Other releases were developed for non-Sega gaming systems such as the TurboGrafx-16 and the Famicom, while Europe and North America saw 8-bit home computer ports by Elite Systems for the ZX Spectrum, Amstrad CPC and Commodore 64 in 1986, and later in 1989 for the 16-bit Amiga and Atari ST. The Commodore 64 received two conversions, one originating in the UK and the other from the USA.

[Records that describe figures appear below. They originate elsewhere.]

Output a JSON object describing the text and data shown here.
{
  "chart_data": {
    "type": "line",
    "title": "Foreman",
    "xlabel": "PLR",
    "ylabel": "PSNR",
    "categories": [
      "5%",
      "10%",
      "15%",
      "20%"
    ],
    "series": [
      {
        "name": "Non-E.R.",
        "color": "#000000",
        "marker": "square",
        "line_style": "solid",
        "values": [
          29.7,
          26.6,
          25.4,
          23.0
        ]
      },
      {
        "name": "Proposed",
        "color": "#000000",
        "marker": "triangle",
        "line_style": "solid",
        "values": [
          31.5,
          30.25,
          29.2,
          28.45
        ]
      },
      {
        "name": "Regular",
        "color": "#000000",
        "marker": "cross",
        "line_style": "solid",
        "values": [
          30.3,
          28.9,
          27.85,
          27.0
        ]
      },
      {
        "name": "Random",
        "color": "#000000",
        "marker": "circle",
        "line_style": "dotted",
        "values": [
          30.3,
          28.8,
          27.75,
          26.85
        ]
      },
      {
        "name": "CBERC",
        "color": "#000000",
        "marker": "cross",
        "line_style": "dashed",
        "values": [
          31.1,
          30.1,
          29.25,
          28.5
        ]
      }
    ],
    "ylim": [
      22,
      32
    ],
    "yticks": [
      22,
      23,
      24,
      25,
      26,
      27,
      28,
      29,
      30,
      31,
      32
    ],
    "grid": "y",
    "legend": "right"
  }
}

M2, in collaboration with Sega CS3, ported Space Harrier to the handheld Nintendo 3DS console in 2013, complete with stereoscopic 3D and widescreen graphics—a process that took eighteen months. Sega CS3 producer Yosuke Okunari described the game's 3D-conversion process as "almost impossible. When you take a character sprite that was originally in 2D and bring it into a 3D viewpoint, you have to build the graphic from scratch". During development, M2 president Naoki Horii sought opinions from staff members regarding the gameplay of the arcade original: "They'd say it was hard to tell whether objects were right in front of their character or not. Once we had the game in 3D, the same people came back and said, 'OK, now I get it! I can play it now!'" The port included a feature that allowed players to use the 3DS's gyroscope to simulate the experience of the original motorised cabinet by way of a tilting screen, compounded by the optional activation of the sounds of button clicks and the cabinet's movement. Horii recalled in a 2015 interview that he was intrigued by the possibility of crafting Space Harrier and past Sega arcade games for the 3DS using stereoscopic technology: "Both SEGA and M2 wanted to see what would happen if we added a little bit of spice to these titles, in the form of modern gaming technology. Would it enhance the entertainment factor? I think the reception that the releases have had from critics highlights that these games are as relevant today as ever, and that means we've succeeded".